Messages are deleted – An integral (and potentially dangerous) part of Snapchat is the message life of snaps. Snaps self-destruct after opening. Snapchat promptly removes them from their server. As engineers suspected, kids and teens love this feature because parents can’t see their old messages. It’s a perfect recipe for inappropriate conduct.

Trophies – Snapchat also has a trophy system to keep people on the app, doling out coveted “trophies” (badges to display on users’ profiles) for reaching certain milestones. Mind you, these trophies, like the scores, have no tangible value; they are merely the teen version of keeping up with the Jones’s.

Discover quests – Discover stories, uploaded by popular media outlets like BuzzFeed and Mashable, beckon users on quests, where they are asked to take actions like coloring items, snap and send, or otherwise consume pointless material and waste what could have been valuable time.

Filters – Another popular feature, especially amongst girls and women, are the Snapchat filters, which renders selfies that mask skin flaws and make them look younger, thinner, sexier, etc. Rarely a day goes by you that don’t see someone post a Snapchat-filtered selfie on Instagram or Facebook.

 

Does Snapchat have a positive social impact? Or is it social crack?

Like the food industry has figured out how to exploit primitive human desires and encourage excessive consumption with distilled versions of food like refined sugars, salt, and fat, so has Snapchat figured out how to exploit young people’s primitive social triggers and capitalize on it.

In attention economy where companies win by getting our time – and in our culture where children are raised from toddlerhood on wireless mobile devices outfitted with social apps – we need to wake up and realize what is happening. Snapchat is currently valued at over $20 billion. Social crack is big business.

The tech industry has a responsibility to acknowledge the downside of new technologies. We have to ask ourselves whether gamified social platforms like Snapchat are technologies that benefit or harm the end user. What do users get in return for their time and attention? Anxiety, increased social expectations, inappropriate conduct, bullying, and addictions that rob them from experiencing life organically.

The fact of the matter is that the focus of social applications should be on improving life for users, not causing more addictions. Social media engineering and marketing should be beneficial or at the very least benign. Companies need to consider the long-term impact of their products and services and the collateral damage they cause.

 

The time is now for the development of ethical software

As a technology expert with 20 years in the industry and a father of two teenagers, I am an advocate for positive design.
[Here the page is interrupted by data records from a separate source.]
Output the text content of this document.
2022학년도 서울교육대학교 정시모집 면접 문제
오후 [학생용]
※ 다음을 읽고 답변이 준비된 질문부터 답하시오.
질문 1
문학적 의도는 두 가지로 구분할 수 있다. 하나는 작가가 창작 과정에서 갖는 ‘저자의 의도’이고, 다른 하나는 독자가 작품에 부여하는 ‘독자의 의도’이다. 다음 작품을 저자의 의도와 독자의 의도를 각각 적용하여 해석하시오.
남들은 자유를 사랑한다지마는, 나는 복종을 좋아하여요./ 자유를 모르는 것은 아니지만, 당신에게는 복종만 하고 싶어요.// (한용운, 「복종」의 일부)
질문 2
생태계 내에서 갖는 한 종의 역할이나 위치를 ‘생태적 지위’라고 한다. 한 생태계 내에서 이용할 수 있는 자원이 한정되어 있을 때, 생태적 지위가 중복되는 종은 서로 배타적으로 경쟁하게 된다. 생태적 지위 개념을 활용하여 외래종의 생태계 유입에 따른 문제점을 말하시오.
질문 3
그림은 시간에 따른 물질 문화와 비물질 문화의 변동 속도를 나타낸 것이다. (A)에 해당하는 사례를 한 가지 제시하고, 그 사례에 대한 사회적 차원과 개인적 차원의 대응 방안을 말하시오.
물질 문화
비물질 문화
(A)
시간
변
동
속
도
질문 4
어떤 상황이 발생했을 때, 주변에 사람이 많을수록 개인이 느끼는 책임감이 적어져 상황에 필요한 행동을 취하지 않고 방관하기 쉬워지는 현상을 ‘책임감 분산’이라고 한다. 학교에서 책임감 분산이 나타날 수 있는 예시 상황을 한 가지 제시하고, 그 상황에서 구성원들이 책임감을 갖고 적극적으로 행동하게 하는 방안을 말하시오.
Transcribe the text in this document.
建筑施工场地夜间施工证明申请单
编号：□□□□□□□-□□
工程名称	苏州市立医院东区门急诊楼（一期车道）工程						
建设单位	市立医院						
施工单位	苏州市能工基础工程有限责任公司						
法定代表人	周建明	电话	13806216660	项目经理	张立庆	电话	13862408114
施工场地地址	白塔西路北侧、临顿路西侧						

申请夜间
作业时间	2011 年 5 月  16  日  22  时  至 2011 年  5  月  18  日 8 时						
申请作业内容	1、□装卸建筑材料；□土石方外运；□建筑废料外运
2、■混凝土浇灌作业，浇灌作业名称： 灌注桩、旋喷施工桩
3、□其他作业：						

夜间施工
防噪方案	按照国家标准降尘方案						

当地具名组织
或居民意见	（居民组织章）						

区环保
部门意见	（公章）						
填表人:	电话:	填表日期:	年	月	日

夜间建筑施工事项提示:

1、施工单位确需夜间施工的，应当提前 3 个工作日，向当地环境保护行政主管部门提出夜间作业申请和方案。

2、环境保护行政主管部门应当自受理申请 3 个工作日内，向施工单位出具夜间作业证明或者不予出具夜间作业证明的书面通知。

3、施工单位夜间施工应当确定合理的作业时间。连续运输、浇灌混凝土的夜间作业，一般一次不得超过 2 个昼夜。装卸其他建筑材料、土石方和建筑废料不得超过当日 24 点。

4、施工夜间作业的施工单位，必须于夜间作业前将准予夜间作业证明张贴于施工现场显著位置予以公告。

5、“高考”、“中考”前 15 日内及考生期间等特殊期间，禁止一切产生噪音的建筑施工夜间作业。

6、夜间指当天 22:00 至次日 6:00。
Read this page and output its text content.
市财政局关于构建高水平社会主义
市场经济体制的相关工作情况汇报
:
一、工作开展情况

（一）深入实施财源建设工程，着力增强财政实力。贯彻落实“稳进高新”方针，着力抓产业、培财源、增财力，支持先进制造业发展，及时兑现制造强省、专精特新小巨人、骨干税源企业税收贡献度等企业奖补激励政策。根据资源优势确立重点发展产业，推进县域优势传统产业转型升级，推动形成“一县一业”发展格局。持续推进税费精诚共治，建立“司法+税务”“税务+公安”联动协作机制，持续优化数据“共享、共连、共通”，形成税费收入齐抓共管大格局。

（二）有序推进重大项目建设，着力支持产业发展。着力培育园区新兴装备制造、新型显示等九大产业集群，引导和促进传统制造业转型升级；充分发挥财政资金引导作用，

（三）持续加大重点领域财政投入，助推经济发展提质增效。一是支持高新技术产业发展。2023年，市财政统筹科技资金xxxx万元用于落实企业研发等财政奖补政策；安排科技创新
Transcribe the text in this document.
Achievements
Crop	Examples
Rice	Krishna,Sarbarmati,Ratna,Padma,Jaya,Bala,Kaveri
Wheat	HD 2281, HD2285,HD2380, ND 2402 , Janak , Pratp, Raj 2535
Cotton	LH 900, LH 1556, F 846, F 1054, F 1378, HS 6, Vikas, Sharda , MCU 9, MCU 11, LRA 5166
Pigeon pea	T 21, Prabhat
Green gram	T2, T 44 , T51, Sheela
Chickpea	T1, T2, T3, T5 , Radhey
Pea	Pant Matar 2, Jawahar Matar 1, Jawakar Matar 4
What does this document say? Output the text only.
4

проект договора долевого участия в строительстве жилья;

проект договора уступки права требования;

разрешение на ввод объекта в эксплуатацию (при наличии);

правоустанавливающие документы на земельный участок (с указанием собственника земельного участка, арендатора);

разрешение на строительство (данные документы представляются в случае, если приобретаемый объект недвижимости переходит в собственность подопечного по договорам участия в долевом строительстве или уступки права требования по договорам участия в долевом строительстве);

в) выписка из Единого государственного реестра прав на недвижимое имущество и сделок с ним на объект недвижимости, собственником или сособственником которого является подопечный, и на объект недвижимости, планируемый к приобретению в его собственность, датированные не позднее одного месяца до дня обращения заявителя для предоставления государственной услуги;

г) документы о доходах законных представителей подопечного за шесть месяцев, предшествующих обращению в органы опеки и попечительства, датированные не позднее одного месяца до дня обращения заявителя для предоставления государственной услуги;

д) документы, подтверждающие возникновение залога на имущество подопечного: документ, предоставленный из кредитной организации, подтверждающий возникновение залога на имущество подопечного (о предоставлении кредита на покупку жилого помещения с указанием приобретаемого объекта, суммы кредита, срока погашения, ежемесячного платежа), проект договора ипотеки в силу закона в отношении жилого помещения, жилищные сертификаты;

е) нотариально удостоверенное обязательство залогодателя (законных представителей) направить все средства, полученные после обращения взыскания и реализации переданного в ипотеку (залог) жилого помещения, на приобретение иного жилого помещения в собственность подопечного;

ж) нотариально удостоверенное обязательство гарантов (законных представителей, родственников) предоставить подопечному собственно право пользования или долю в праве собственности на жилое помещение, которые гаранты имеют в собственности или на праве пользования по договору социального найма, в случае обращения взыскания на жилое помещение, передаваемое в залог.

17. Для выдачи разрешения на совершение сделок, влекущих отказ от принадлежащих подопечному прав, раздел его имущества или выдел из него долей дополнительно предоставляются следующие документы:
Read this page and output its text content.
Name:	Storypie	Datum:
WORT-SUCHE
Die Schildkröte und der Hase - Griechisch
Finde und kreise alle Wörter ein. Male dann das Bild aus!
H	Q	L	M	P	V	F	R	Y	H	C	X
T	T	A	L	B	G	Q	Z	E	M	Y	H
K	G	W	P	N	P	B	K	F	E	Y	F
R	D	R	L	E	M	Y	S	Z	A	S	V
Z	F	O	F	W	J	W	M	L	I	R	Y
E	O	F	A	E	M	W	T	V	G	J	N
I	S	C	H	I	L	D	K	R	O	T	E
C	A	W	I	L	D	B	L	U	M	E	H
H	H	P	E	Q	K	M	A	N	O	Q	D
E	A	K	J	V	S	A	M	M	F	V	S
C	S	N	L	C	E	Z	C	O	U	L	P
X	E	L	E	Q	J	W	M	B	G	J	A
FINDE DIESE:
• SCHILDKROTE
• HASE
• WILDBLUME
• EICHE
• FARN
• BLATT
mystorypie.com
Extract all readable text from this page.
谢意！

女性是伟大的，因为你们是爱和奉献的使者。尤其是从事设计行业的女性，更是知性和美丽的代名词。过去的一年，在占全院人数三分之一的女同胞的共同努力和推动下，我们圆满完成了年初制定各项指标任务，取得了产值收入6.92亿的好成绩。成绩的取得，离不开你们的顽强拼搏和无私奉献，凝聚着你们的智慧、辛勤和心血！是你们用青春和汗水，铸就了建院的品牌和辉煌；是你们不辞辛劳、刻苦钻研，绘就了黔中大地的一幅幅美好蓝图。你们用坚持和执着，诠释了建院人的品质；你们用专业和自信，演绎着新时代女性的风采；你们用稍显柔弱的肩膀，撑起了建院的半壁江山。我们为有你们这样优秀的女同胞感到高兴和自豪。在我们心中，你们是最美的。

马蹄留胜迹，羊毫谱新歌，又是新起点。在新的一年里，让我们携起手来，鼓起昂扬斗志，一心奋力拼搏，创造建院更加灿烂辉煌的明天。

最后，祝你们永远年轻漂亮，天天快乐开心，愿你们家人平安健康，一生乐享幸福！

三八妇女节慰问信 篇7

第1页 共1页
The Medium changes the way we interact. Rather than allowing social technologies to hijack our children (or our own time, for that matter) – we must raise awareness for moral integrity in software design.

Products should help us spend our time well and improve our lifestyle. We don’t need to unplug completely, just prune and refine the good to make it better and discard the harmful.

There is a growing number of thought leaders who agree. Tristan Harris, a former product philosopher at Google, is leading a new movement that seeks to change the fundamentals of software design. His advocacy group Time Well Spent urges product developers to adopt a “Hippocratic oath” for software that restores people’s free agency. Harris notes in The Atlantic: “There needs to be new ratings, new criteria, new design standards, new certification standards. There is a way to design based not on addiction.”